The difficulty is exacerbated by the fact that Blinkit, Zomato’s rapid commerce division, and other websites like Flipkart Minutes and Tata BigBasket are gaining traction in Swiggy’s important markets. As these platforms take advantage of consumer demand for quicker deliveries and a greater choice of services, the competition in the grocery delivery market is getting more intense.
Swiggy will be able to expand its delivery network, invest in technology, and pursue future market expansion thanks to its decision to generate additional funds through its initial public offering (IPO). But its competitors aren’t doing nothing. Zomato is a strong rival due to its consistent profitability and 74% sales growth in Q1 FY25.

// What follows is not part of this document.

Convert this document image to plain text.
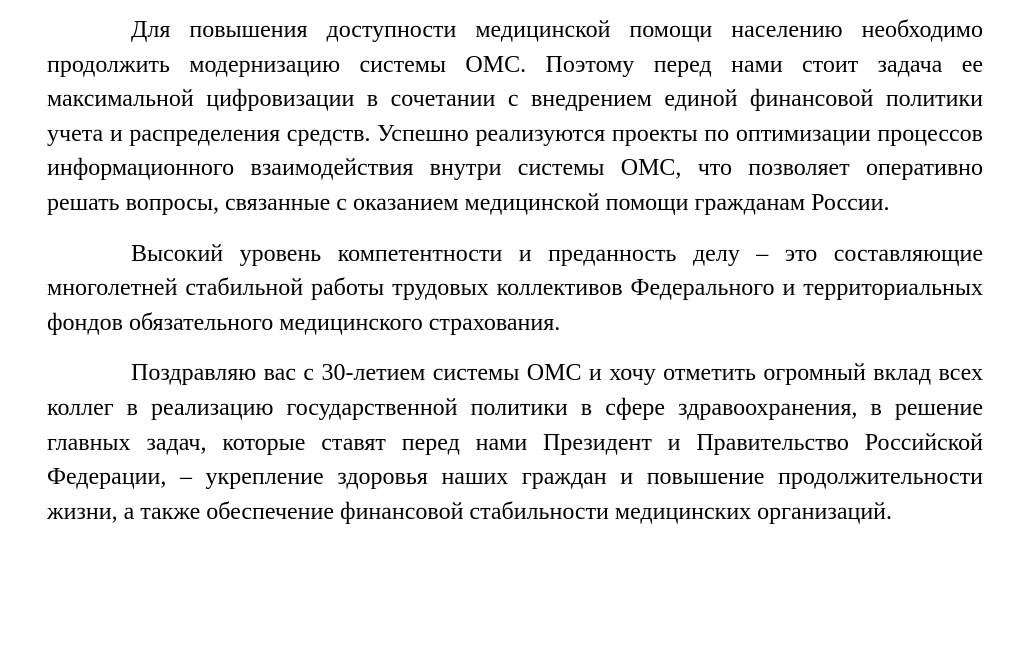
Для повышения доступности медицинской помощи населению необходимо продолжить модернизацию системы ОМС. Поэтому перед нами стоит задача ее максимальной цифровизации в сочетании с внедрением единой финансовой политики учета и распределения средств. Успешно реализуются проекты по оптимизации процессов информационного взаимодействия внутри системы ОМС, что позволяет оперативно решать вопросы, связанные с оказанием медицинской помощи гражданам России.

Высокий уровень компетентности и преданность делу – это составляющие многолетней стабильной работы трудовых коллективов Федерального и территориальных фондов обязательного медицинского страхования.

Поздравляю вас с 30-летием системы ОМС и хочу отметить огромный вклад всех коллег в реализацию государственной политики в сфере здравоохранения, в решение главных задач, которые ставят перед нами Президент и Правительство Российской Федерации, – укрепление здоровья наших граждан и повышение продолжительности жизни, а также обеспечение финансовой стабильности медицинских организаций.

Financial Performance: Swiggy’s Push for Profitability
Even with the push from competitors, Swiggy has improved its financial performance. The company’s losses in FY24 were ₹2,350 crore, a substantial 44% decrease from ₹4,179 crore in FY23. A greater emphasis on operational efficiency and improved cost management were the main causes of this improvement.
Revenues for Swiggy increased from ₹8,265 crore in FY23 to ₹11,247 crore in FY24, suggesting that the business is expanding quickly. It is anticipated that the larger main issue in the IPO will facilitate strategic investments in new services, technology advancements, and client acquisition, therefore quickening this development trajectory even further.
But Swiggy had a minor setback in Q1 FY25, as its losses increased to ₹611 crore from ₹564 crore in the same period last year, an 8% increase. The corporation ascribed this rise to increased operating costs as it pursued expansion. Swiggy spent ₹3,908 crore in total during the course of three months, which is 27% more than the previous year.
Conclusion: A Promising but Challenging Road Ahead
Swiggy is doing everything it can to strengthen its standing in the industry as it gets ready for its initial public offering (IPO) later this year. Swiggy is making sure it has the financial capacity to negotiate a difficult and competitive environment by expanding the scope of its main problem.